Fixes

Patrick Hochstenbach edited this page Apr 14, 2016 · 24 revisions

Fixes are used for easy data transformations by non programmers. Using a small Fix language non-programmers can manipulate Catmandu Items.

To introduce the capabilities of Fix, an example will be provided below to extract data from a MARC input.

First, make sure that Catmandu::MARC is installed on your system.

 $ sudo cpanm Catmandu::MARC

We will use the Catmandu command line client to extract data from an example USMARC file that can be downloaded via this: link - camel.usmarc.

With the convert command one can read items from a MARC Importer and convert it into a new format. By default, convert will output JSON:

$ catmandu convert MARC < camel.usmarc
{"record":[["LDR",null,null,"_","00755cam  22002414a 4500"],["001",null,null...
...
["650"," ","0","a","Cross-platform software development."]],"_id":"fol05882032 "}

You can make this conversion explicit:

$ catmandu convert MARC to JSON < camel.usmarc

To transform this MARC data we first will create a Fix file which contains all the Fix commands we will use. Create a text file 'fixes.txt' on your system with this input:

remove_field('record');

and execute the following command:

$ catmandu convert MARC --fix fixes.txt < camel.usmarc
{"_id":"fol05731351 "}
{"_id":"fol05754809 "}
{"_id":"fol05843555 "}
{"_id":"fol05843579 "}

We have removed the field 'record' (containing the MARC data) from the JSON record. This is what the 'remove_field' Fix does: remove one field in a JSON record. We will use this remove_field('record') to make our output a bit more terse and easier readable.

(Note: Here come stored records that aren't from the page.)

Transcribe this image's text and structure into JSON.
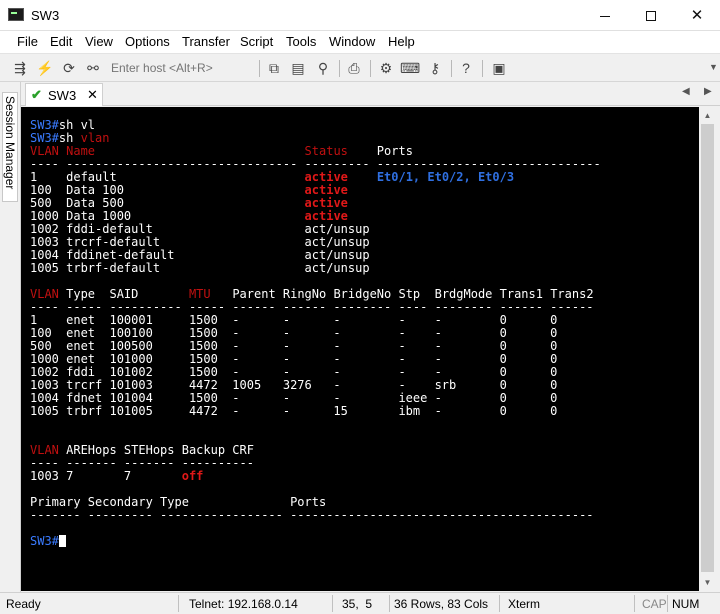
{
  "window": {
    "title": "SW3"
  },
  "menu": [
    "File",
    "Edit",
    "View",
    "Options",
    "Transfer",
    "Script",
    "Tools",
    "Window",
    "Help"
  ],
  "toolbar": {
    "host_placeholder": "Enter host <Alt+R>"
  },
  "sidebar": {
    "label": "Session Manager"
  },
  "tabs": [
    {
      "label": "SW3",
      "connected": true
    }
  ],
  "colors": {
    "prompt": "#3a7bff",
    "header": "#c01010",
    "ports": "#2f6fe0",
    "active": "#e01818"
  },
  "terminal": {
    "lines": [
      [
        {
          "t": "SW3#",
          "c": "p"
        },
        {
          "t": "sh vl"
        }
      ],
      [
        {
          "t": "SW3#",
          "c": "p"
        },
        {
          "t": "sh "
        },
        {
          "t": "vlan",
          "c": "r"
        }
      ],
      [
        {
          "t": "VLAN Name                             ",
          "c": "r"
        },
        {
          "t": "Status",
          "c": "r"
        },
        {
          "t": "    Ports"
        }
      ],
      [
        {
          "t": "---- -------------------------------- --------- -------------------------------"
        }
      ],
      [
        {
          "t": "1    default                          "
        },
        {
          "t": "active",
          "c": "a"
        },
        {
          "t": "    "
        },
        {
          "t": "Et0/1, Et0/2, Et0/3",
          "c": "b"
        }
      ],
      [
        {
          "t": "100  Data 100                         "
        },
        {
          "t": "active",
          "c": "a"
        }
      ],
      [
        {
          "t": "500  Data 500                         "
        },
        {
          "t": "active",
          "c": "a"
        }
      ],
      [
        {
          "t": "1000 Data 1000                        "
        },
        {
          "t": "active",
          "c": "a"
        }
      ],
      [
        {
          "t": "1002 fddi-default                     act/unsup"
        }
      ],
      [
        {
          "t": "1003 trcrf-default                    act/unsup"
        }
      ],
      [
        {
          "t": "1004 fddinet-default                  act/unsup"
        }
      ],
      [
        {
          "t": "1005 trbrf-default                    act/unsup"
        }
      ],
      [
        {
          "t": ""
        }
      ],
      [
        {
          "t": "VLAN",
          "c": "r"
        },
        {
          "t": " Type  SAID       "
        },
        {
          "t": "MTU",
          "c": "r"
        },
        {
          "t": "   Parent RingNo BridgeNo Stp  BrdgMode Trans1 Trans2"
        }
      ],
      [
        {
          "t": "---- ----- ---------- ----- ------ ------ -------- ---- -------- ------ ------"
        }
      ],
      [
        {
          "t": "1    enet  100001     1500  -      -      -        -    -        0      0"
        }
      ],
      [
        {
          "t": "100  enet  100100     1500  -      -      -        -    -        0      0"
        }
      ],
      [
        {
          "t": "500  enet  100500     1500  -      -      -        -    -        0      0"
        }
      ],
      [
        {
          "t": "1000 enet  101000     1500  -      -      -        -    -        0      0"
        }
      ],
      [
        {
          "t": "1002 fddi  101002     1500  -      -      -        -    -        0      0"
        }
      ],
      [
        {
          "t": "1003 trcrf 101003     4472  1005   3276   -        -    srb      0      0"
        }
      ],
      [
        {
          "t": "1004 fdnet 101004     1500  -      -      -        ieee -        0      0"
        }
      ],
      [
        {
          "t": "1005 trbrf 101005     4472  -      -      15       ibm  -        0      0"
        }
      ],
      [
        {
          "t": ""
        }
      ],
      [
        {
          "t": ""
        }
      ],
      [
        {
          "t": "VLAN",
          "c": "r"
        },
        {
          "t": " AREHops STEHops Backup CRF"
        }
      ],
      [
        {
          "t": "---- ------- ------- ----------"
        }
      ],
      [
        {
          "t": "1003 7       7       "
        },
        {
          "t": "off",
          "c": "a"
        }
      ],
      [
        {
          "t": ""
        }
      ],
      [
        {
          "t": "Primary Secondary Type              Ports"
        }
      ],
      [
        {
          "t": "------- --------- ----------------- ------------------------------------------"
        }
      ],
      [
        {
          "t": ""
        }
      ],
      [
        {
          "t": "SW3#",
          "c": "p"
        },
        {
          "t": "",
          "cursor": true
        }
      ]
    ]
  },
  "status": {
    "ready": "Ready",
    "connection": "Telnet: 192.168.0.14",
    "cursor": "35,  5",
    "size": "36 Rows, 83 Cols",
    "emulation": "Xterm",
    "cap": "CAP",
    "num": "NUM"
  }
}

With the 'marc_map' Fix from the Catmandu::MARC package we can extract MARC (sub)fields from the record. Add these to the fixes.txt file:

marc_map('245','title');
remove_field('record');

When we run our previous catmandu command we get the following output:

$ catmandu convert MARC --fix fixes.txt to JSON --line_delimited 1 < camel.usmarc
{"_id":"fol05731351 ","title":"ActivePerl with ASP and ADO /Tobias Martinsson."}
{"_id":"fol05754809 ","title":"Programming the Perl DBI /Alligator Descartes and Tim Bunce."}
{"_id":"fol05843555 ","title":"Perl :programmer's reference /Martin C. Brown."}

We know that in the 650-a field of MARC we can find subjects. Lets add them to the fixes.txt:

marc_map('245','title');
marc_map('650a','subject');
remove_field('record');

and run the command again:

$ catmandu convert MARC --fix fixes.txt to JSON --line_delimited 1 < camel.usmarc
{"subject":"Perl (Computer program language)","_id":"fol05731351 ","title":"ActivePerl with ASP and ADO /Tobias Martinsson."}
{"subject":"Perl (Computer program language)Database management.","_id":"fol05754809 ","title":"Programming the Perl DBI /Alligator Descartes and Tim Bunce."}
{"subject":"Perl (Computer program language)","_id":"fol05843555 ","title":"Perl :programmer's reference /Martin C. Brown."}

The MARC 008 field from position 7 to 10 contains publication years. We can also add these to the 'fixes.txt' file:

marc_map('245','title');
marc_map('650a','subject');
marc_map('008/7-10,'year');
remove_field('record');

and run the command:

$ catmandu convert MARC --fix fixes.txt to JSON --line_delimited 1 < camel.usmarc
{"subject":"Perl (Computer program language)","_id":"fol05731351 ","title":"ActivePerl with ASP and ADO /Tobias Martinsson.","year":"2000"}
{"subject":"Perl (Computer program language)Database management.","_id":"fol05754809 ","title":"Programming the Perl DBI /Alligator Descartes and Tim Bunce.","year":"2000"}
{"subject":"Perl (Computer program language)","_id":"fol05843555 ","title":"Perl :programmer's reference /Martin C. Brown.","year":"1999"}

You don't need to write fixes into a file to use them. E.g. if we want to have some statistic on the publication year in the camel.usmarc file we can do something like:

$ catmandu convert MARC --fix "marc_map('008/7-10','year'); retain_field('year')" to CSV < camel.usmarc
year
2000
2000
1999
.
.

With marc_map we extracted the year form the 008 field. With retain_field we deleted everything in the output except for the field 'year'. We used the CSV Exporter to present the results in an easy format.